Smaller firms with shallower pockets are hurting even more. Vacuum Process Technology, a $10 million firm in Plymouth, Massachusetts, is spending about $20,000 per month on health premiums, says CFO Dave Quimby. That’s on top of payments that companies in the commonwealth must make to support its ACA-like health-care program, signed into law by then-governor Romney in 2006. If the health reform law remains in place, the firm will have a strong incentive to drop its health-care coverage, Quimby says.

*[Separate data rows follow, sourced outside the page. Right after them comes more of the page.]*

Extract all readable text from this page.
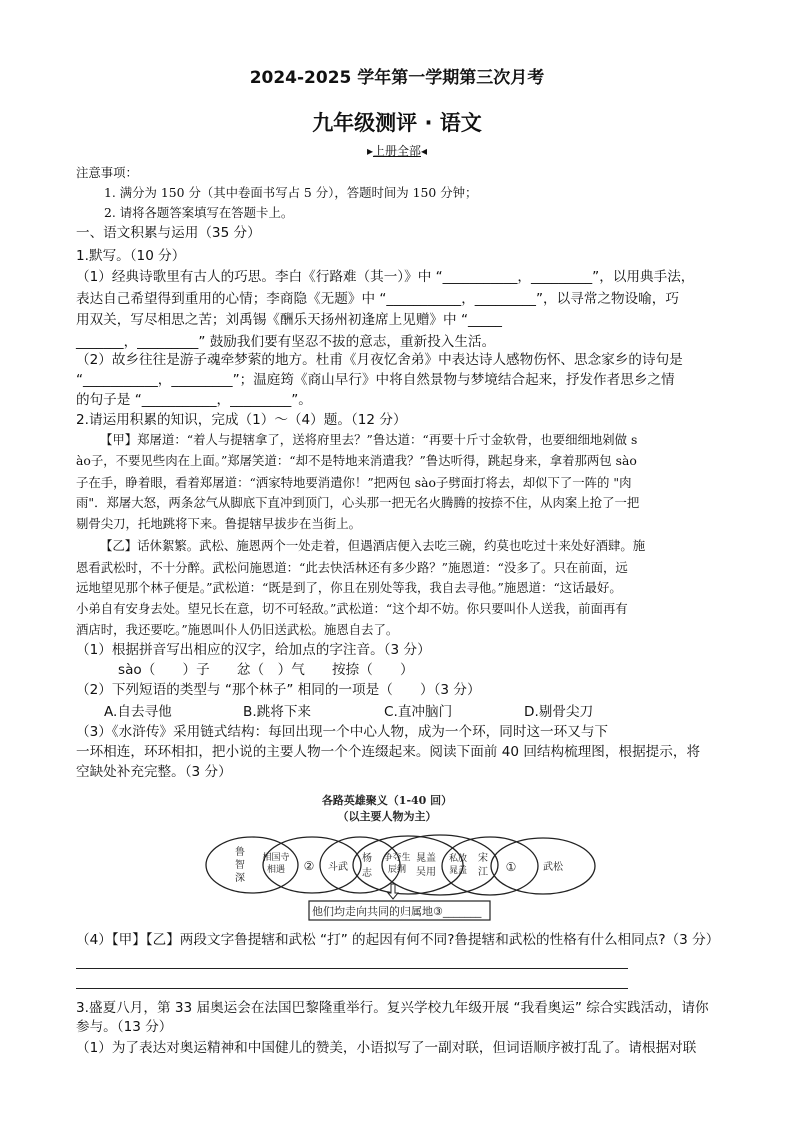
2024-2025 学年第一学期第三次月考
九年级测评 · 语文
▸上册全部◂
注意事项：
1. 满分为 150 分（其中卷面书写占 5 分），答题时间为 150 分钟；
2. 请将各题答案填写在答题卡上。
一、语文积累与运用（35 分）
1.默写。（10 分）
（1）经典诗歌里有古人的巧思。李白《行路难（其一）》中 “___________，_________”，以用典手法，
表达自己希望得到重用的心情；李商隐《无题》中 “___________，_________”，以寻常之物设喻，巧
用双关，写尽相思之苦；刘禹锡《酬乐天扬州初逢席上见赠》中 “_____
_______，_________” 鼓励我们要有坚忍不拔的意志，重新投入生活。
（2）故乡往往是游子魂牵梦萦的地方。杜甫《月夜忆舍弟》中表达诗人感物伤怀、思念家乡的诗句是
“___________，_________”；温庭筠《商山早行》中将自然景物与梦境结合起来，抒发作者思乡之情
的句子是 “___________，_________”。
2.请运用积累的知识，完成（1）～（4）题。（12 分）
【甲】郑屠道：“着人与提辖拿了，送将府里去？”鲁达道：“再要十斤寸金软骨，也要细细地剁做 s
ào子，不要见些肉在上面。”郑屠笑道：“却不是特地来消遣我？”鲁达听得，跳起身来，拿着那两包 sào
子在手，睁着眼，看着郑屠道：“洒家特地要消遣你！”把两包 sào子劈面打将去，却似下了一阵的 "肉
雨"．郑屠大怒，两条忿气从脚底下直冲到顶门，心头那一把无名火腾腾的按捺不住，从肉案上抢了一把
剔骨尖刀，托地跳将下来。鲁提辖早拔步在当街上。
【乙】话休絮繁。武松、施恩两个一处走着，但遇酒店便入去吃三碗，约莫也吃过十来处好酒肆。施
恩看武松时，不十分醉。武松问施恩道：“此去快活林还有多少路？”施恩道：“没多了。只在前面，远
远地望见那个林子便是。”武松道：“既是到了，你且在别处等我，我自去寻他。”施恩道：“这话最好。
小弟自有安身去处。望兄长在意，切不可轻敌。”武松道：“这个却不妨。你只要叫仆人送我，前面再有
酒店时，我还要吃。”施恩叫仆人仍旧送武松。施恩自去了。
（1）根据拼音写出相应的汉字，给加点的字注音。（3 分）
sào（　　）子　　忿（　）气　　按捺（　　）
（2）下列短语的类型与 “那个林子” 相同的一项是（　　）（3 分）
A.自去寻他	B.跳将下来	C.直冲脑门	D.剔骨尖刀
（3）《水浒传》采用链式结构：每回出现一个中心人物，成为一个环，同时这一环又与下
一环相连，环环相扣，把小说的主要人物一个个连缀起来。阅读下面前 40 回结构梳理图，根据提示，将
空缺处补充完整。（3 分）
各路英雄聚义（1-40 回）
（以主要人物为主）
② 斗武	①	武松
他们均走向共同的归属地③_______
鲁智深
相国寺相遇
杨志
争夺生辰纲
晁盖吴用
私放晁盖
宋江
（4）【甲】【乙】两段文字鲁提辖和武松 “打” 的起因有何不同?鲁提辖和武松的性格有什么相同点?（3 分）
3.盛夏八月，第 33 届奥运会在法国巴黎隆重举行。复兴学校九年级开展 “我看奥运” 综合实践活动，请你
参与。（13 分）
（1）为了表达对奥运精神和中国健儿的赞美，小语拟写了一副对联，但词语顺序被打乱了。请根据对联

Tom Gillespie, president and financial overseer at Access Receivables Management, a collection agency, says health-care expenses are his biggest concern right now. “We will be forced to provide lower levels of care for employees [under the ACA],” Gillespie says. “It will also lead to hiring fewer full-time associates. It is a disaster waiting to happen.”

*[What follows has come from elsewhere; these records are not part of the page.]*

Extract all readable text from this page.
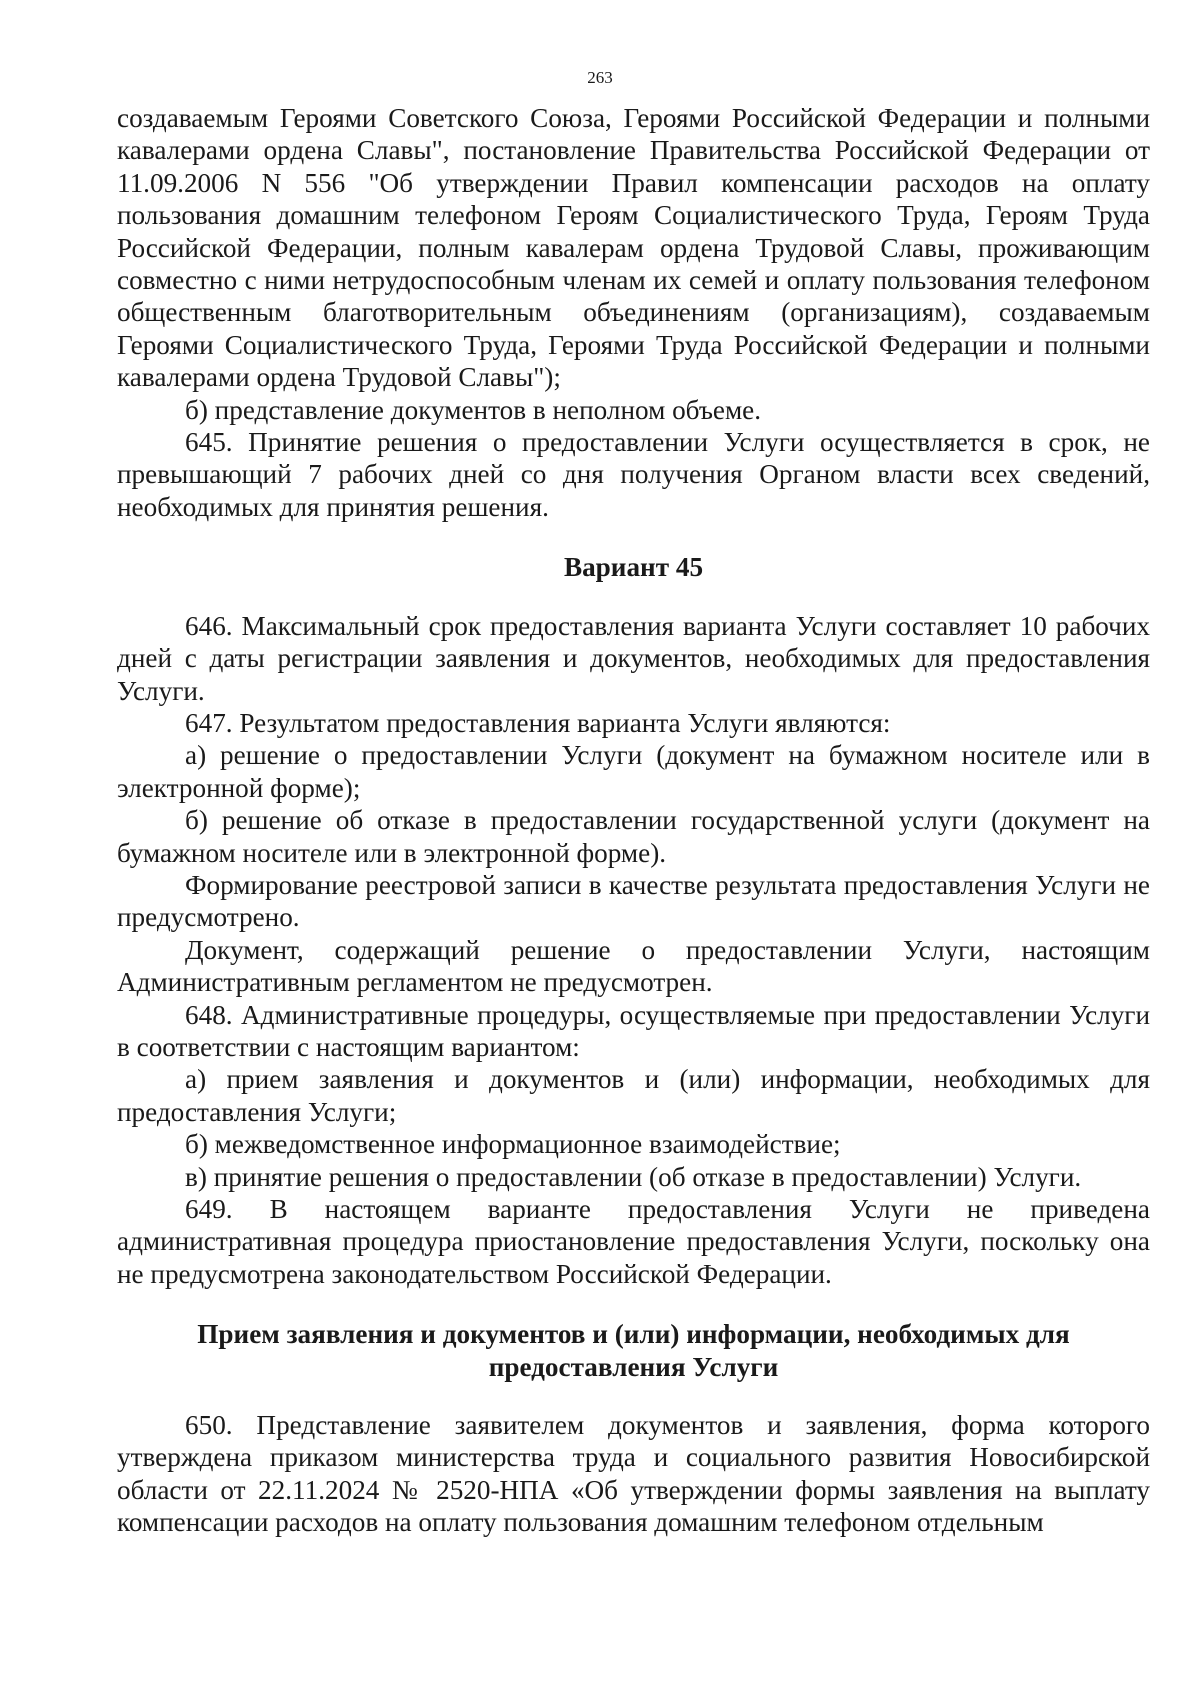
263

создаваемым Героями Советского Союза, Героями Российской Федерации и полными кавалерами ордена Славы", постановление Правительства Российской Федерации от 11.09.2006 N 556 "Об утверждении Правил компенсации расходов на оплату пользования домашним телефоном Героям Социалистического Труда, Героям Труда Российской Федерации, полным кавалерам ордена Трудовой Славы, проживающим совместно с ними нетрудоспособным членам их семей и оплату пользования телефоном общественным благотворительным объединениям (организациям), создаваемым Героями Социалистического Труда, Героями Труда Российской Федерации и полными кавалерами ордена Трудовой Славы");

б) представление документов в неполном объеме.

645. Принятие решения о предоставлении Услуги осуществляется в срок, не превышающий 7 рабочих дней со дня получения Органом власти всех сведений, необходимых для принятия решения.

Вариант 45

646. Максимальный срок предоставления варианта Услуги составляет 10 рабочих дней с даты регистрации заявления и документов, необходимых для предоставления Услуги.

647. Результатом предоставления варианта Услуги являются:

а) решение о предоставлении Услуги (документ на бумажном носителе или в электронной форме);

б) решение об отказе в предоставлении государственной услуги (документ на бумажном носителе или в электронной форме).

Формирование реестровой записи в качестве результата предоставления Услуги не предусмотрено.

Документ, содержащий решение о предоставлении Услуги, настоящим Административным регламентом не предусмотрен.

648. Административные процедуры, осуществляемые при предоставлении Услуги в соответствии с настоящим вариантом:

а) прием заявления и документов и (или) информации, необходимых для предоставления Услуги;

б) межведомственное информационное взаимодействие;

в) принятие решения о предоставлении (об отказе в предоставлении) Услуги.

649. В настоящем варианте предоставления Услуги не приведена административная процедура приостановление предоставления Услуги, поскольку она не предусмотрена законодательством Российской Федерации.

Прием заявления и документов и (или) информации, необходимых для
предоставления Услуги

650. Представление заявителем документов и заявления, форма которого утверждена приказом министерства труда и социального развития Новосибирской области от 22.11.2024 № 2520-НПА «Об утверждении формы заявления на выплату компенсации расходов на оплату пользования домашним телефоном отдельным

When the ACA is fully implemented, he says, Access will probably tell employees to seek insurance from the exchanges. “That will hurt them, because our current benefits are fairly generous and the coverage they’re going to get will be far worse,” says Gillespie.

Given the lack of clarity on how election results might change the health-care picture, some companies are waiting to move forward with new health-care plans. “At this point, we’re not sure what even a Romney Presidency and stronger Republican Congress would be able to accomplish in reversing Obamacare or making it ineffective by holding back funding for some provisions,” says Hank Funsch, CFO at Dayton T. Brown, an engineering, testing, and technical services firm. “We’re in a ‘wait-and-see’ mode at the present time.”


Health Reform Big Bang: January 1, 2014

• Health-insurance exchanges: State-run exchanges, or federally operated ones for states that choose not to have an exchange, are required to be created by January 1, 2013, and available for use exactly one year later. Many smaller companies are expected to drop health benefits and give employees a stipend to spend through the exchanges.

• Play or pay: A penalty for not offering “minimal essential” health coverage will be assessed to employers with more than 50 full-time workers. In most cases, the penalty, to be collected through corporate tax returns, will be $2,000 per employee per year.

• Waiting-period rollback: A maximum 90-day waiting period between new employees’ start dates and when their health benefits kick in will take effect. Many employers now use a longer waiting period, often six months.

• No-limit coverage: Group plans will no longer be able to impose annual dollar limits on the amount of coverage an individual may receive.

• No bias: Small group plans will not be able to charge higher rates based on gender or health status.

• Small-business tax-credit hike: The existing Small Business Health Care Tax Credit available for some small and midsize companies will increase from 35% of health-care spending to 50%.